For the three months ended September 30, 2000, the Company reported a net
loss of $9.3 million compared to a net loss of $26.0 million in the comparable
1999 period. The loss incurred in the current period is primarily attributed to
the decline in sales volume. The loss incurred during the third quarter of 1999
is principally due to the impairment, special charges, debt transaction costs,
inventory reserve adjustments and increased workers' compensation and health
insurance costs expensed during that period. Additionally, the quarter ended
September 30, 1999 marked the beginning of the general slowdown in the
manufactured housing industry that has continued throughout the current year.
COMPARISON OF NINE MONTHS ENDED SEPTEMBER 30, 2000 AND 1999
Net sales decreased by $192.5 million, or 29.0%, to $470.7 million for the
nine months ended September 30, 2000 from $663.2 million for the comparable 1999
period. The net sales decrease was primarily caused by the general slowdown in
the manufactured housing industry brought on by, among other things, an
excessive amount of retail inventory and various conditions affecting credit
availability for the home buyer, resulting in diminished retail demand.
Management believes that manufactured housing production fell below 1999 levels
by approximately 25%, which, consequently, reduced the demand for the Company's
products. This decline is distinctly regionalized with the highest decreases
occurring in the Southeast, significantly affecting the Wood Products segment,
with the North Central states experiencing the smallest declines in production.
Additionally, $36.5 million of the net sales decrease was the result of two
major product lines changing to a commission-based arrangement. Further, Plastic
Solutions accounted for $6.3 million of net sales in the nine-month period ended
September 30, 1999, with no sales in the comparable 2000 period due to the sale
of this operation in December 1999.
Gross margins decreased by $16.9 million, or 21.3%, during the first nine
months of 2000, to $62.5 million, from $79.4 million for the comparable 1999
period. This decrease was due primarily to the reduced sales levels in 2000
versus the same period in 1999. Gross margin as a percent of sales was 13.3%, a
1.3% improvement over 1999's level of 12.0%. The significant improvement in
gross margin as a percent of sales is primarily due to non-recurring third
quarter 1999 charges for inventory reserve adjustments and increases in worker's
compensation and health insurance costs that were expensed in the third quarter
of 1999. After eliminating the effect of the non-recurring third quarter charges
taken in 1999 of $5.6 million, the 2000 year-to-date gross margin of 13.3%
indicates an improvement of 0.5 percentage points over the same period in 1999.
This improvement in gross margin as a percent to sales has been the result of
current year cost reduction initiatives and focused attention by the Company's
Product Management Department to isolate and correct low margin business.

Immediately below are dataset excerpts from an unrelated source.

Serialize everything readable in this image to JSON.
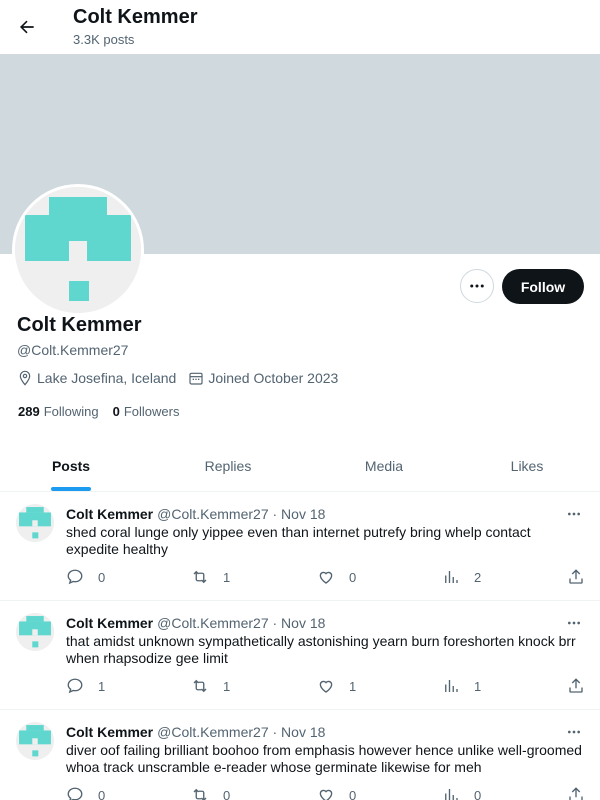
{
  "header": {
    "title": "Colt Kemmer",
    "post_count": "3.3K posts"
  },
  "colors": {
    "banner": "#cfd9de",
    "avatar_accent": "#5fd7cf",
    "primary_button": "#0f1419",
    "tab_indicator": "#1d9bf0"
  },
  "profile": {
    "name": "Colt Kemmer",
    "handle": "@Colt.Kemmer27",
    "location": "Lake Josefina, Iceland",
    "joined": "Joined October 2023",
    "following_count": "289",
    "following_label": "Following",
    "followers_count": "0",
    "followers_label": "Followers",
    "follow_button": "Follow"
  },
  "tabs": [
    {
      "label": "Posts",
      "active": true
    },
    {
      "label": "Replies",
      "active": false
    },
    {
      "label": "Media",
      "active": false
    },
    {
      "label": "Likes",
      "active": false
    }
  ],
  "posts": [
    {
      "author": "Colt Kemmer",
      "meta": "@Colt.Kemmer27 · Nov 18",
      "text": "shed coral lunge only yippee even than internet putrefy bring whelp contact expedite healthy",
      "replies": "0",
      "reposts": "1",
      "likes": "0",
      "views": "2"
    },
    {
      "author": "Colt Kemmer",
      "meta": "@Colt.Kemmer27 · Nov 18",
      "text": "that amidst unknown sympathetically astonishing yearn burn foreshorten knock brr when rhapsodize gee limit",
      "replies": "1",
      "reposts": "1",
      "likes": "1",
      "views": "1"
    },
    {
      "author": "Colt Kemmer",
      "meta": "@Colt.Kemmer27 · Nov 18",
      "text": "diver oof failing brilliant boohoo from emphasis however hence unlike well-groomed whoa track unscramble e-reader whose germinate likewise for meh",
      "replies": "0",
      "reposts": "0",
      "likes": "0",
      "views": "0"
    }
  ]
}
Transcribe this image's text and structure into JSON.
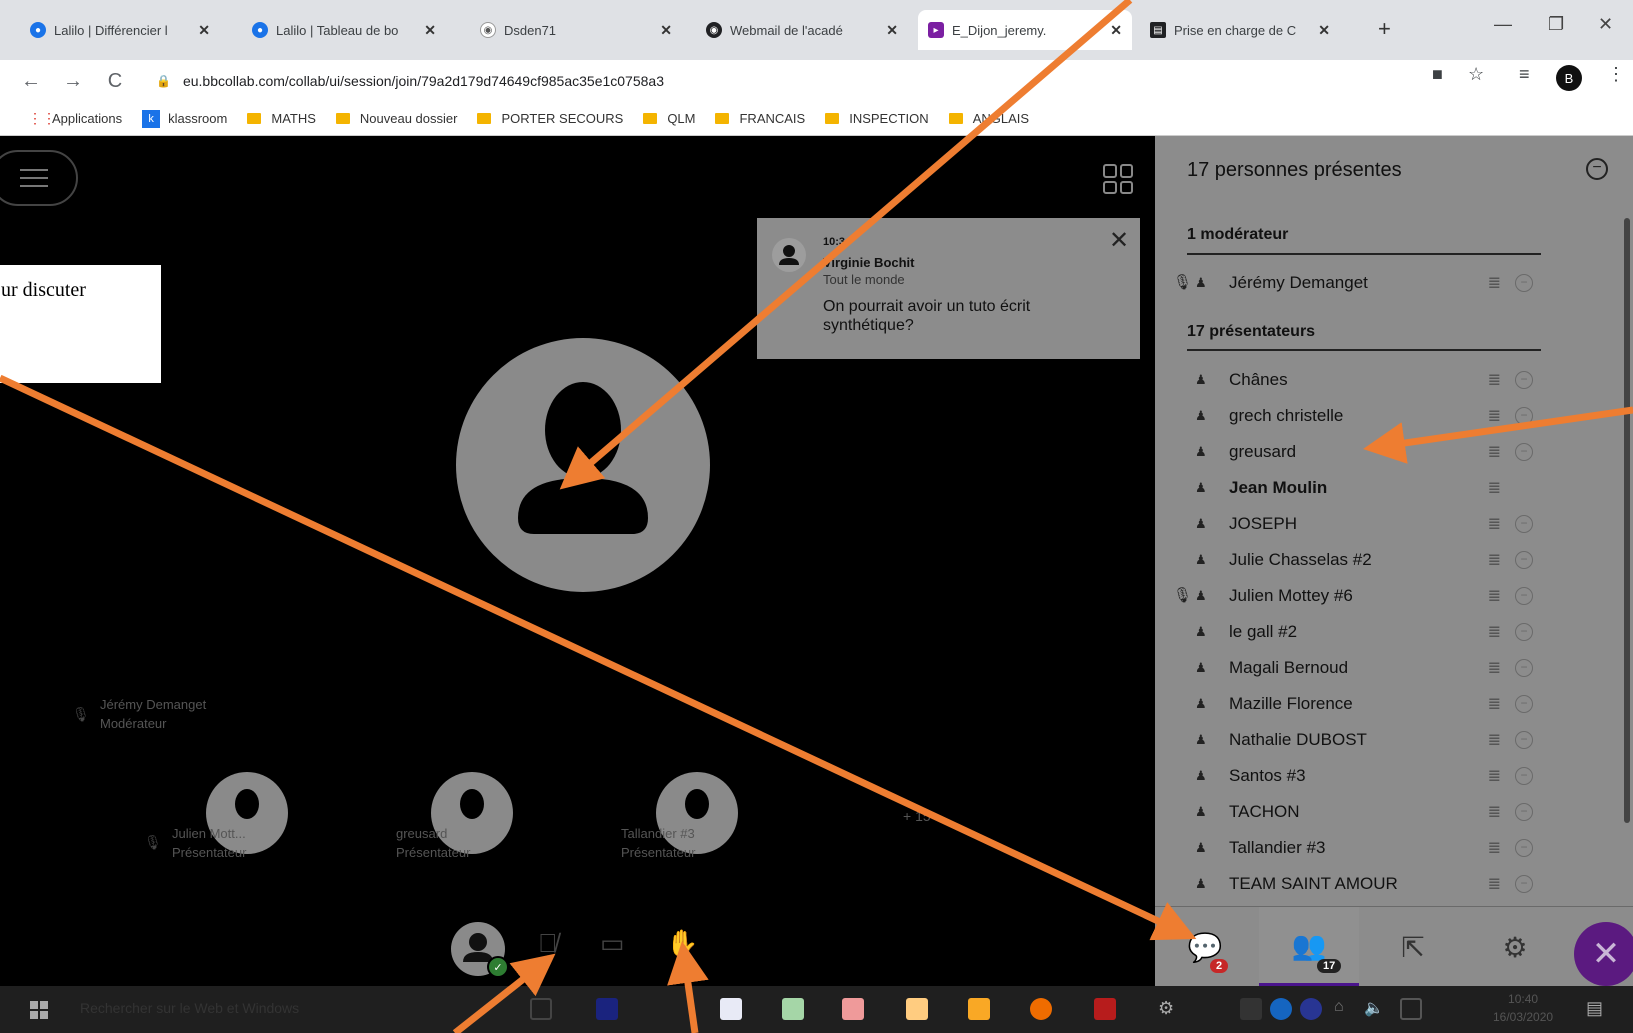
{
  "browser": {
    "tabs": [
      {
        "title": "Lalilo | Différencier l",
        "icon_color": "#1a73e8"
      },
      {
        "title": "Lalilo | Tableau de bo",
        "icon_color": "#1a73e8"
      },
      {
        "title": "Dsden71",
        "icon_color": "#5f6368"
      },
      {
        "title": "Webmail de l'acadé",
        "icon_color": "#202124"
      },
      {
        "title": "E_Dijon_jeremy.",
        "icon_color": "#7b1fa2"
      },
      {
        "title": "Prise en charge de C",
        "icon_color": "#202124"
      }
    ],
    "url": "eu.bbcollab.com/collab/ui/session/join/79a2d179d74649cf985ac35e1c0758a3",
    "profile_initial": "B",
    "bookmarks": [
      "Applications",
      "klassroom",
      "MATHS",
      "Nouveau dossier",
      "PORTER SECOURS",
      "QLM",
      "FRANCAIS",
      "INSPECTION",
      "ANGLAIS"
    ]
  },
  "callout_text": "ur discuter",
  "notification": {
    "time": "10:3",
    "sender": "Virginie Bochit",
    "audience": "Tout le monde",
    "message": "On pourrait avoir un tuto écrit synthétique?"
  },
  "stage": {
    "moderator_label": {
      "name": "Jérémy Demanget",
      "role": "Modérateur"
    },
    "tiles": [
      {
        "name": "Julien Mott...",
        "role": "Présentateur"
      },
      {
        "name": "greusard",
        "role": "Présentateur"
      },
      {
        "name": "Tallandier #3",
        "role": "Présentateur"
      }
    ],
    "more_count": "+ 15"
  },
  "panel": {
    "title": "17 personnes présentes",
    "moderators_header": "1 modérateur",
    "moderators": [
      {
        "name": "Jérémy Demanget",
        "mic": true
      }
    ],
    "presenters_header": "17 présentateurs",
    "presenters": [
      {
        "name": "Chânes"
      },
      {
        "name": "grech christelle"
      },
      {
        "name": "greusard"
      },
      {
        "name": "Jean Moulin",
        "bold": true
      },
      {
        "name": "JOSEPH"
      },
      {
        "name": "Julie Chasselas #2"
      },
      {
        "name": "Julien Mottey #6",
        "mic": true
      },
      {
        "name": "le gall #2"
      },
      {
        "name": "Magali Bernoud"
      },
      {
        "name": "Mazille Florence"
      },
      {
        "name": "Nathalie DUBOST"
      },
      {
        "name": "Santos #3"
      },
      {
        "name": "TACHON"
      },
      {
        "name": "Tallandier #3"
      },
      {
        "name": "TEAM SAINT AMOUR"
      }
    ],
    "chat_badge": "2",
    "participants_badge": "17"
  },
  "taskbar": {
    "search_placeholder": "Rechercher sur le Web et Windows",
    "time": "10:40",
    "date": "16/03/2020"
  },
  "colors": {
    "arrow": "#ee7d31",
    "accent": "#5b1a80",
    "chat_badge": "#c62828",
    "stage_bg": "#000000",
    "panel_bg": "#8c8c8c"
  }
}
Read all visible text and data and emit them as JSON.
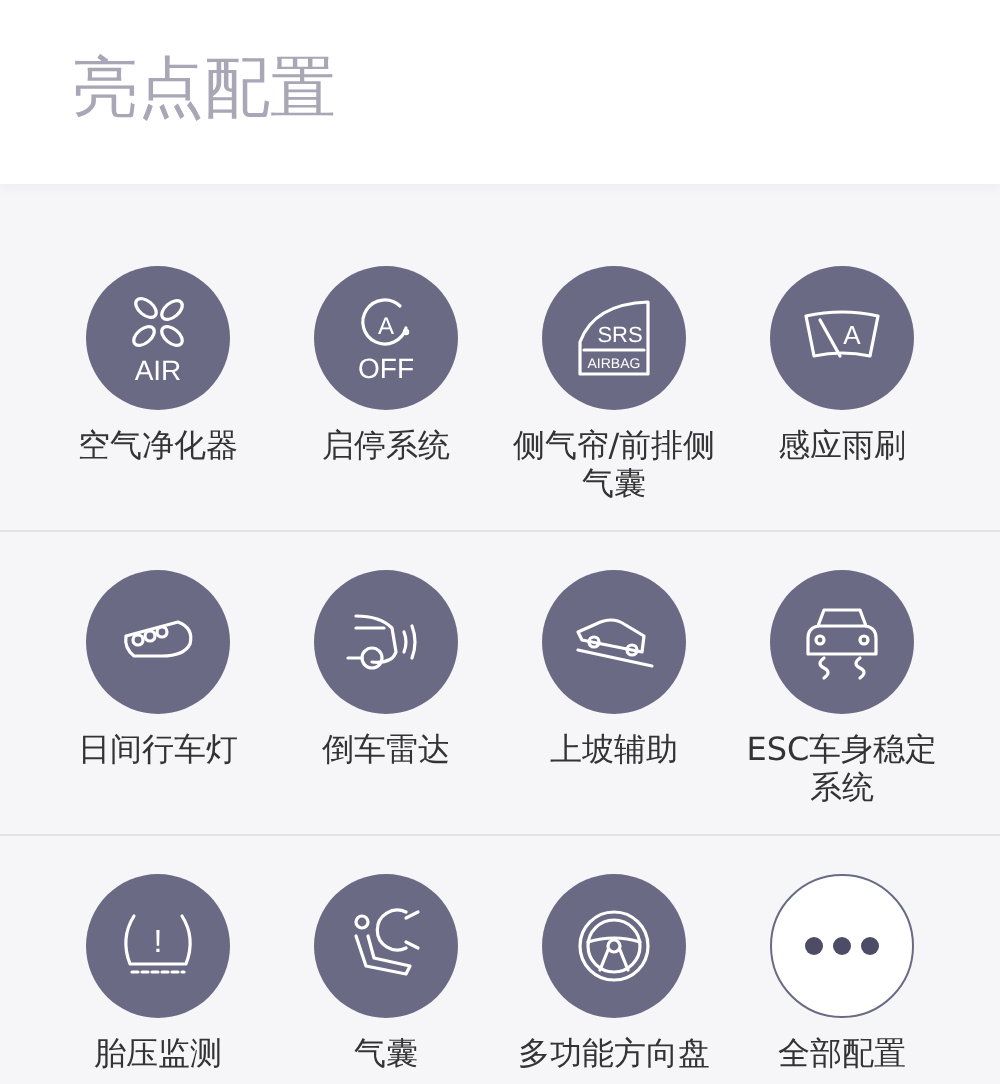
{
  "header": {
    "title": "亮点配置"
  },
  "rows": [
    {
      "items": [
        {
          "kind": "air",
          "label": "空气净化器",
          "icon_text": [
            "AIR"
          ]
        },
        {
          "kind": "stopstart",
          "label": "启停系统",
          "icon_text": [
            "A",
            "OFF"
          ]
        },
        {
          "kind": "airbag-badge",
          "label": "侧气帘/前排侧气囊",
          "icon_text": [
            "SRS",
            "AIRBAG"
          ]
        },
        {
          "kind": "wiper",
          "label": "感应雨刷",
          "icon_text": [
            "A"
          ]
        }
      ]
    },
    {
      "items": [
        {
          "kind": "drl",
          "label": "日间行车灯"
        },
        {
          "kind": "radar",
          "label": "倒车雷达"
        },
        {
          "kind": "hill",
          "label": "上坡辅助"
        },
        {
          "kind": "esc",
          "label": "ESC车身稳定系统"
        }
      ]
    },
    {
      "items": [
        {
          "kind": "tire",
          "label": "胎压监测",
          "icon_text": [
            "!"
          ]
        },
        {
          "kind": "airbag",
          "label": "气囊"
        },
        {
          "kind": "wheel",
          "label": "多功能方向盘"
        },
        {
          "kind": "more",
          "label": "全部配置"
        }
      ]
    }
  ]
}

Commission income decreased by $1.3 million, or 26.5%, to $3.6 million for
the nine months ended September 30, 2000, from $4.9 million for the same period
in 1999. This decline is primarily the result of the same conditions that caused
the sales volume decrease, partially offset by the increase in commission income
resulting from two major product lines changing to a commission-based
arrangement in the current year.
Selling, general and administrative expenses decreased by $17.9 million, or
22.5%, to $61.8 million for the nine months ended September 30, 2000, from $79.7
million for the comparable 1999 period. The decrease is primarily due to third
quarter 1999 charges for increased worker's compensation and health insurance
costs, expenses incurred for upgrading information systems for the distribution
business and additional professional service fees, which did not occur in the
current period to the same extent. Additionally, certain other consulting and
information technology costs incurred in the first three quarters of 1999 were
non-recurring in the current year. Selling, general and administrative expenses
have also decreased over the comparable 1999 period, due to reduced activity
associated with the lower sales volume, which has resulted in a 22% headcount
reduction from September 30, 1999 to September 30, 2000, and management efforts
to reduce costs and increase operating efficiency. Selling, general and
administrative expenses, as a percentage of net sales, increased to 13.1% for
the nine months ended September 30, 2000, from 12.0% for the comparable 1999
period. This percentage of net sales increase is primarily attributable to fixed
costs in a declining sales market.
During the third quarter of 1999, impairment and other special charges of
$6.8 million were incurred as part of cost improvement initiatives implemented
by the Company's then new management team. Such initiatives included the planned
disposition of the Plastic Solutions operation, an injection plastics
manufacturing division, severance costs of certain executives
11
<PAGE> 12
and write-offs of other individually insignificant non-core assets. No such
similar impairment or special charges have been taken during the current
year-to-date period.
Other income decreased by $2.3 million, to $0.1 million in 2000, from $2.4
million in 1999. Other income in the nine-month period ended September 30, 1999
is comprised primarily of gains recognized from the sale of the Company's
corporate jet, a distribution facility and the Shelter Components corporate
facility.
Debt transaction costs of $6.3 million were incurred in the quarter ended
September 30, 1999. The Company incurred a charge of $5.3 million for the
beneficial conversion feature related to the issuance of $23.5 million of
Subordinated Notes in the third quarter of 1999. The conversion feature in the
Subordinated Notes is considered to be a beneficial conversion feature to the
holder given that the quoted market price was $5.50 per share. As a result, the
Company allocated $5.3 million of the proceeds of the Subordinated Notes to
additional paid-in-capital as a discount to the Subordinated Notes. The Company
was required to amortize the Subordinated Notes' discount over the period for
which the Subordinated Notes first became convertible. As the Subordinated Notes
were immediately convertible upon issuance, the Company recognized the entire
discount as a non-cash charge to debt transaction costs in the quarter ended
September 30, 1999. The remaining $1.0 million of debt transaction costs was
associated with amendments to the Company's credit facilities.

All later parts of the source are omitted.